Всё решилось в течение одного дня. Я, как с цепи сорвался, сказала бы мама: утром дал согласие перейти к Петру, после работы мы отправились к старушкам, у которых он раньше жил и которым продолжал помогать, пока они не подыщут нового жильца. Пётр представил меня, как своего друга, поручился за меня, обещал помогать мне во всём, и они согласились. Всё это я выложил Зинуле, на что она смиренно ответила:

— Хорошо, раз ты так решил.

Я вдруг почувствовал себя главой семьи, даже страшно стало.

За ужином я рассказал, что перехожу на другую работу, изложил Зинулины расчёты квадратных метров на нос, сообщил, что мы сняли комнату в частном секторе, и добавил кое-какие подробности. Как всегда первой отреагировала мама: — Мы будем жить в тёплой сухой квартире, а ребёнок будет гнить в подземелье?! Вы можете поступать, как вам заблагорассудится, но ребёнок останется здесь. — Она уже готова была прослезиться, когда папа положил вилку и сказал, обращаясь к маме:

— Сегодня Виктор и Николай чуть было не сцепились из-за него, а у тебя он всё ещё в коротких штанишках. Придётся согласиться безо всяких «но» и предварительных условий. Не расстраивайся — это всего второй раз с тех пор как я тебя знаю.

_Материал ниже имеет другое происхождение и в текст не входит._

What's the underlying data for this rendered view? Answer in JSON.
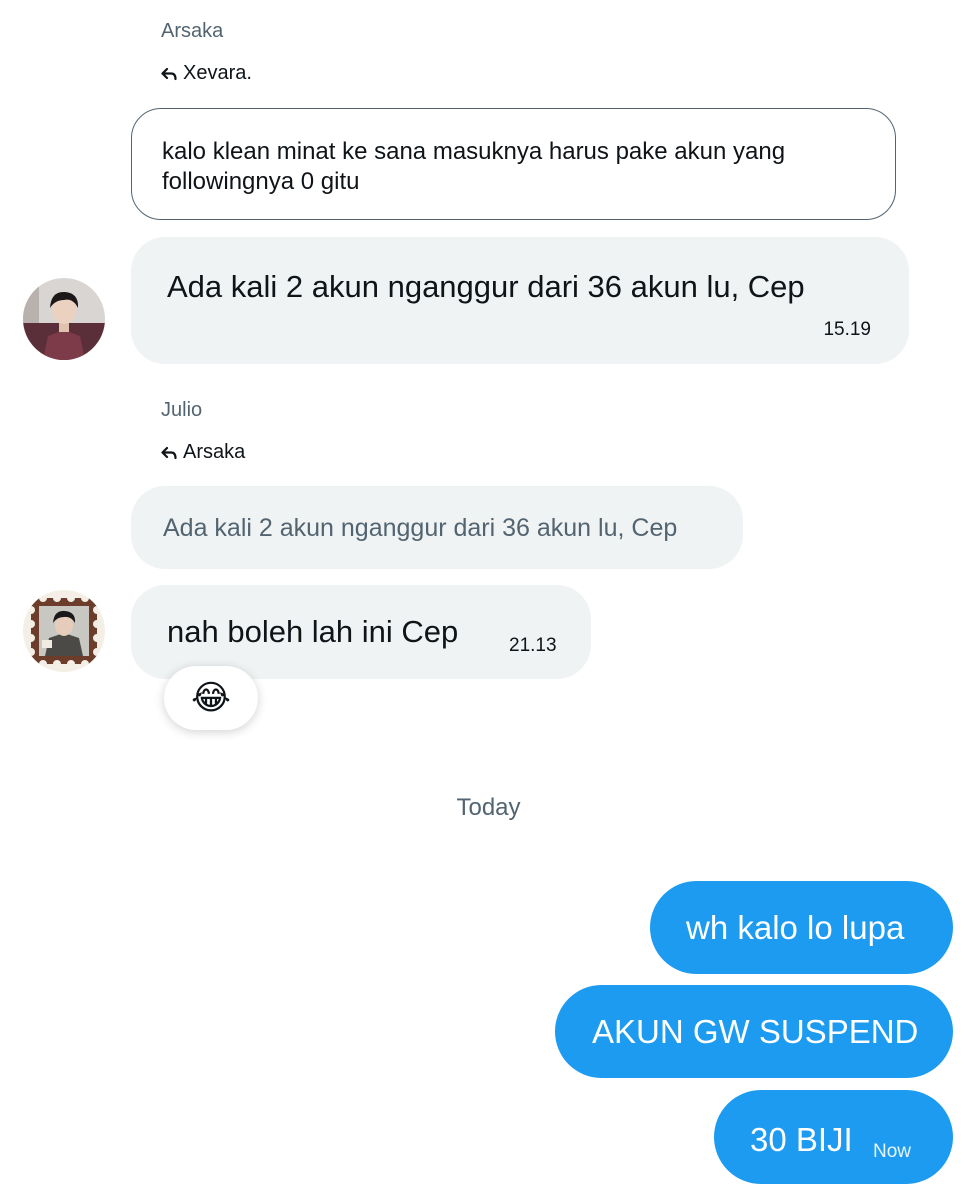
{
  "thread": {
    "group1": {
      "sender": "Arsaka",
      "reply_to": "Xevara.",
      "quoted_text": "kalo klean minat ke sana masuknya harus pake akun yang followingnya 0 gitu",
      "message": "Ada kali 2 akun nganggur dari 36 akun lu, Cep",
      "time": "15.19",
      "avatar_icon": "avatar-arsaka"
    },
    "group2": {
      "sender": "Julio",
      "reply_to": "Arsaka",
      "quoted_text": "Ada kali 2 akun nganggur dari 36 akun lu, Cep",
      "message": "nah boleh lah ini Cep",
      "time": "21.13",
      "reaction": "😂",
      "avatar_icon": "avatar-julio"
    },
    "date_separator": "Today",
    "sent": [
      {
        "text": "wh kalo lo lupa"
      },
      {
        "text": "AKUN GW SUSPEND"
      },
      {
        "text": "30 BIJI",
        "time": "Now"
      }
    ]
  },
  "colors": {
    "accent_blue": "#1d9bf0",
    "bubble_gray": "#eff3f4",
    "secondary_text": "#536471"
  }
}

Мама осторожно спросила: — А первый?

— Неужели забыла? Когда я предложил тебе выйти за меня замуж.

Все смотрели на маму, а она смотрела на отца и улыбалась.

Мы стали жить на два дома и жили так почти три года.

Глава 11

Следуя духу времени, в кампанию по пропаганде фасонных профилей включились технические журналы. Пётр обобщил опыт изготовления шлицевых валов в некое подобие методики, отправил статью в престижный журнал «Сталь» и её сразу же опубликовали. Он сформулировал для себя несколько принципов построения переходных сечений, проверял эти принципы на каждом новом профиле и утвердился во мнении, что, руководствуясь ими, можно изготовить практически любой профиль. И всё же умение это оставалось искусством, основанном на личном опыте и интуиции. Он полагал, что способ построения переходных сечений давным-давно отработан, опубликован и скрыт за «железным занавесом». По дороге домой Пётр заходил к Серафиме Ильинишне, просматривал подобранные ею материалы, после чего спускался в хранилище и разбирал американские журналы, аккуратно сложенные стопками по годам, начиная с первых послевоенных лет. Он отобрал десяток книжек с упоминаниями о профилях высокой точности, перенёс их в комнатку Серафимы Ильинишны и получил разрешение взять журналы домой.

— Берите, берите, — сказала она, — их отродясь никто не спрашивал.

Статьи носили рекламный характер, в чём-то могли пригодиться, но не сейчас. Находка превращает бесплодный поиск в увлекательное приключение. Среди эффектных снимков и рисунков открылась таблица сравнительных характеристик профилей, изготовленных различными способами, и внушительный список из двух десятков источников, откуда эти сведения были получены. Отыскать удалось только три. Серафима Ильинишна съездила в Москву и привезла фотоплёнки — в одной из них, в немецкой статье 1929 года, переведенной на английский язык, Пётр нашёл то, что искал. Далёкий автор излагал приёмы деления профиля на зоны течения и приводил примеры успешного использования своих идей. Приёмы деления профиля на зоны течения давали ключ к методике. Совпадение мнений приятно щекотало самолюбие и ничего не доказывало — ошибаться могли оба. Недоставало хотя бы одного прямого подтверждения.